Starting from scratch after purchasing the property, Jackson reworked the building’s ground floor layout to shape the space he envisioned. 

On May 30, Deja Brew Espresso Bar officially opened its doors to the community.

Although Jackson originally settled in the area to help a friend expand their own coffee shop, he quickly realized there was a space and desire for a shop of his own.

As he pictured and planned for his own place, Jackson imagined a quieter social space with hours that catered to inconvenient work shifts, afternoon coffee breaks and students’ schedules.


“It’s a market that wasn’t being served, so I do the hours that the other coffee shops don’t do,” Jackson said.

Starring a proprietary blend made by The Caffeinery, Deja Brew opens seven days a week from 3–8 p.m. Monday to Friday, 12–5 p.m. on Saturdays and 8–5 p.m. on Sundays.

Careers in marketing and nursing, accompanied by hobbies in wine-making and cooking, have given Jackson a smorgasbord of experiences that has prepared him for this new season — experiences shaped by a heritage of hard work.
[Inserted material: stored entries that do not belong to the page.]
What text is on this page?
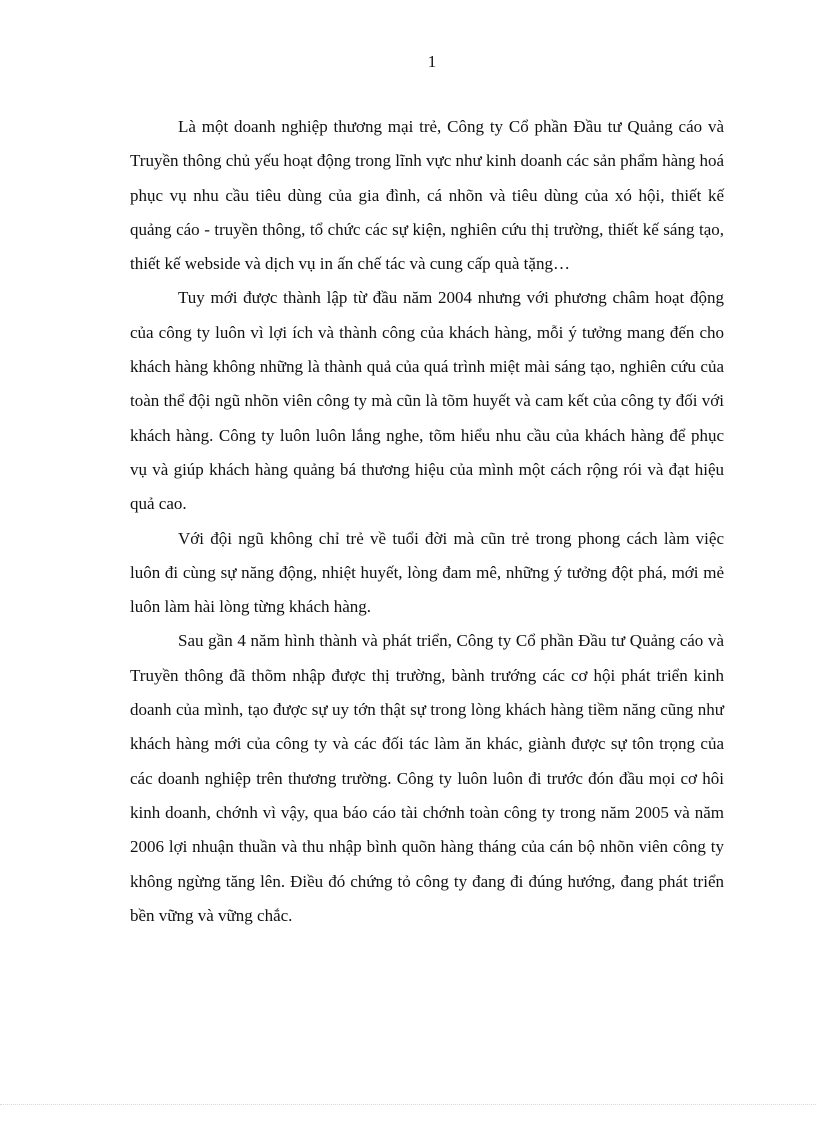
1

Là một doanh nghiệp thương mại trẻ, Công ty Cổ phần Đầu tư Quảng cáo và Truyền thông chủ yếu hoạt động trong lĩnh vực như kinh doanh các sản phẩm hàng hoá phục vụ nhu cầu tiêu dùng của gia đình, cá nhõn và tiêu dùng của xó hội, thiết kế quảng cáo - truyền thông, tổ chức các sự kiện, nghiên cứu thị trường, thiết kế sáng tạo, thiết kế webside và dịch vụ in ấn chế tác và cung cấp quà tặng…

Tuy mới được thành lập từ đầu năm 2004 nhưng với phương châm hoạt động của công ty luôn vì lợi ích và thành công của khách hàng, mỗi ý tưởng mang đến cho khách hàng không những là thành quả của quá trình miệt mài sáng tạo, nghiên cứu của toàn thể đội ngũ nhõn viên công ty mà cũn là tõm huyết và cam kết của công ty đối với khách hàng. Công ty luôn luôn lắng nghe, tõm hiểu nhu cầu của khách hàng để phục vụ và giúp khách hàng quảng bá thương hiệu của mình một cách rộng rói và đạt hiệu quả cao.

Với đội ngũ không chỉ trẻ về tuổi đời mà cũn trẻ trong phong cách làm việc luôn đi cùng sự năng động, nhiệt huyết, lòng đam mê, những ý tưởng đột phá, mới mẻ luôn làm hài lòng từng khách hàng.

Sau gần 4 năm hình thành và phát triển, Công ty Cổ phần Đầu tư Quảng cáo và Truyền thông đã thõm nhập được thị trường, bành trướng các cơ hội phát triển kinh doanh của mình, tạo được sự uy tớn thật sự trong lòng khách hàng tiềm năng cũng như khách hàng mới của công ty và các đối tác làm ăn khác, giành được sự tôn trọng của các doanh nghiệp trên thương trường. Công ty luôn luôn đi trước đón đầu mọi cơ hôi kinh doanh, chớnh vì vậy, qua báo cáo tài chớnh toàn công ty trong năm 2005 và năm 2006 lợi nhuận thuần và thu nhập bình quõn hàng tháng của cán bộ nhõn viên công ty không ngừng tăng lên. Điều đó chứng tỏ công ty đang đi đúng hướng, đang phát triển bền vững và vững chắc.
The legacies of both his father and his grandfather inspire Jackson to work as hard in his current vocation as he has in his former positions.

“(My father and grandfather) were providers, that was how they were raised,” Jackson said. “You work, you provide… you don't just sit down and waste away.”

Currently, Jackson acts as owner, barista, cashier, interior designer and chef, running Deja Brew single-handedly while his daughter is away at college.

As he continues to imagine what Deja Brew could look like, Jackson plans to develop his business in a variety of ways.

Jackson hopes Deja Brew will become a central place for the community to gather and enjoy both indoor and outdoor events. To create more space for these events, Jackson plans on remodeling the building’s upstairs room to host receptions and larger groups.

Additionally, Jackson envisions expanding Deja Brew to become a combined winery and coffee bar. Victory Vineyards has already been started, with five-year-old grape vines imported from New York and planted in front of the main building. Jackson plans to make his own wine — picking, de-stemming, crushing and fermenting to create primarily sweet fruit wines. 

“The winery and the coffee shop are perfect companions — it’s an ideal combination,” Jackson said. 

As individuals take the time to stop for a little caffeine or to enjoy a quieter space, Jackson embraces the casual conversations and daily points of connection he is able to have with each customer.

Recent high school graduates, couples on coffee dates, professors, pastors and college students alike are invited to stop, sip and gather. 

“It’s a safe place,” Jackson said. “That’s the intent.”